Reat and Pifko work collaboratively with academic and administrative leadership, faculty, and staff at UTHealth, as well as the Office of General Counsel at UT System, the State of Texas Office of the Attorney General, and others to provide appropriate legal advice and counsel, develop strategic plans, and negotiate agreements, among other duties. The work is split relatively evenly, Reat says, and there are some shared areas, such as research, risk management, compliance, ethics, communications, and public relations that are divided up depending on whether it is more related to clinical work or the business side of the institution.

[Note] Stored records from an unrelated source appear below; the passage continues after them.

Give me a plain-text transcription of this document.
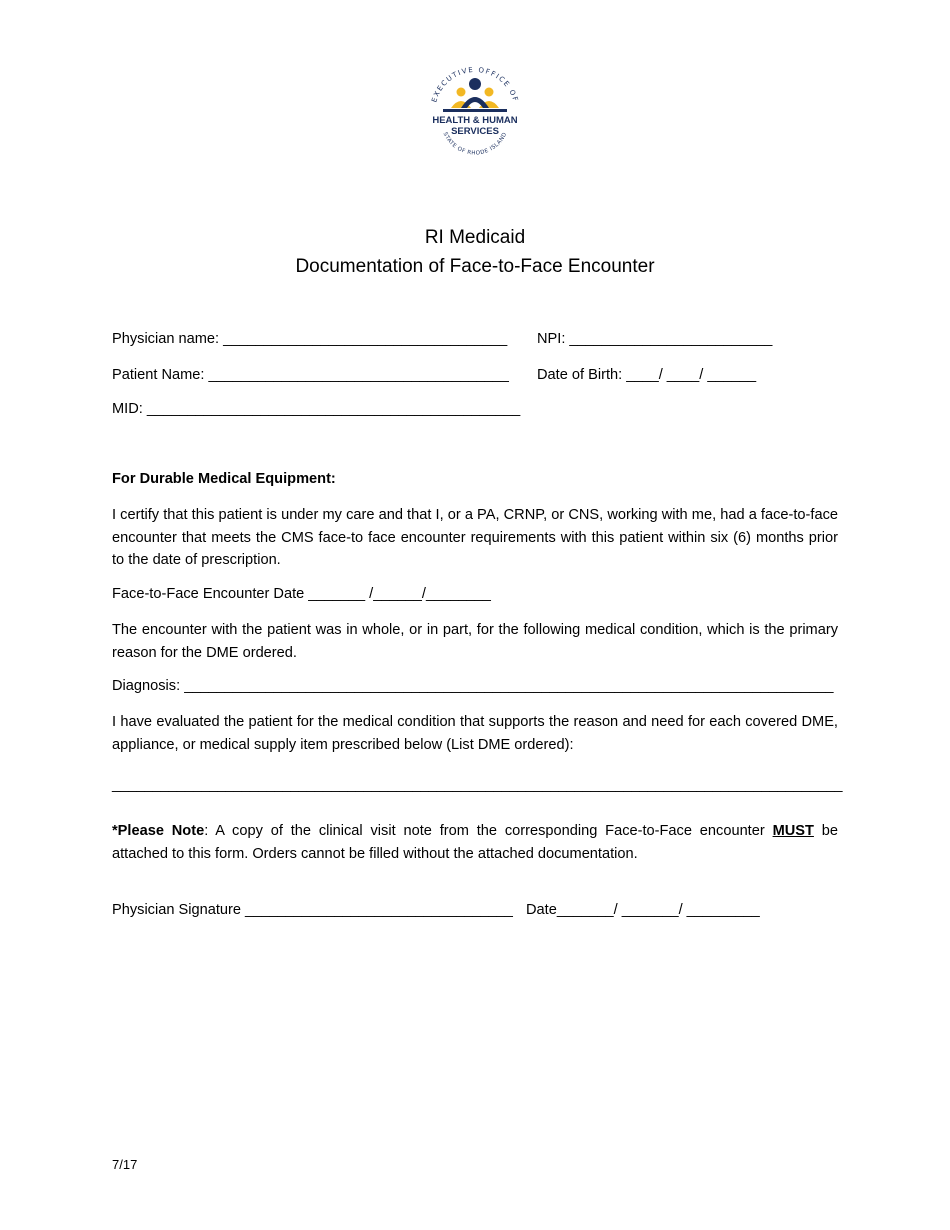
EXECUTIVE OFFICE OF
HEALTH & HUMAN
SERVICES
STATE OF RHODE ISLAND
RI Medicaid
Documentation of Face-to-Face Encounter
Physician name: ___________________________________ NPI: _________________________
Patient Name: _____________________________________ Date of Birth: ____/ ____/ ______
MID: ______________________________________________
For Durable Medical Equipment:
I certify that this patient is under my care and that I, or a PA, CRNP, or CNS, working with me, had a face-to-face encounter that meets the CMS face-to face encounter requirements with this patient within six (6) months prior to the date of prescription.
Face-to-Face Encounter Date _______ /______/________
The encounter with the patient was in whole, or in part, for the following medical condition, which is the primary reason for the DME ordered.
Diagnosis: ________________________________________________________________________________
I have evaluated the patient for the medical condition that supports the reason and need for each covered DME, appliance, or medical supply item prescribed below (List DME ordered):
__________________________________________________________________________________________
*Please Note: A copy of the clinical visit note from the corresponding Face-to-Face encounter MUST be attached to this form. Orders cannot be filled without the attached documentation.
Physician Signature _________________________________ Date_______/ _______/ _________
7/17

As the CLO overseeing UTHealth’s business, operational, and infrastructure aspects, Reat is responsible for faculty affairs and employment, general contracts and procurement, intellectual property (IP) and technology commercialization, information technology and information security, institutional policies, facilities and construction, real estate, and environmental health and safety. On average, he says, about half his time is devoted to managing the work or attending meetings, while the other half is spent doing the work himself, though the balance can vary wildly.
“With real estate, there is always some activity going,” he says. The activity will ramp up again soon, as UTHealth undertakes a large development project to expand its psychiatric services. On the technology front, IP and IT security are taking up a significant portion of his time. The scope of work that he and Pifko handle demands strong collaboration to devise the most effective legal strategies for the organization and their department, which includes six other attorneys and four support staff. “We have some sort of meeting almost every day—not necessarily a planned one—to talk about budgets, personnel issues, long-term projects, policy, and procedures,” he says. “At least once a day, Pifko walks down to my office or I walk down to her office to discuss various issues.”
Pifko says their collaboration has worked well, especially given that she is new to UTHealth. “He is familiar with the requirements imposed on state institutions, so he has provided me with insights in my role that would be harder to learn if there were not two CLOs,” she says. “And because he was interim CLO for nearly a year before I arrived and he worked in the UTHealth office of legal affairs for several years before that, he is able to use his existing relationships with all of the players and his institutional knowledge effectively.”
Helping lead UTHealth through these challenging times is not easy, though. “Healthcare is changing and reimbursements are changing, which has effects on funding and budgeting, so there is a lot of change right now,” Reat says. “Who knows where the healthcare environment and our institution will be in two, three, or four years? But that’s fascinating, and it’s pretty cool to be part of it.”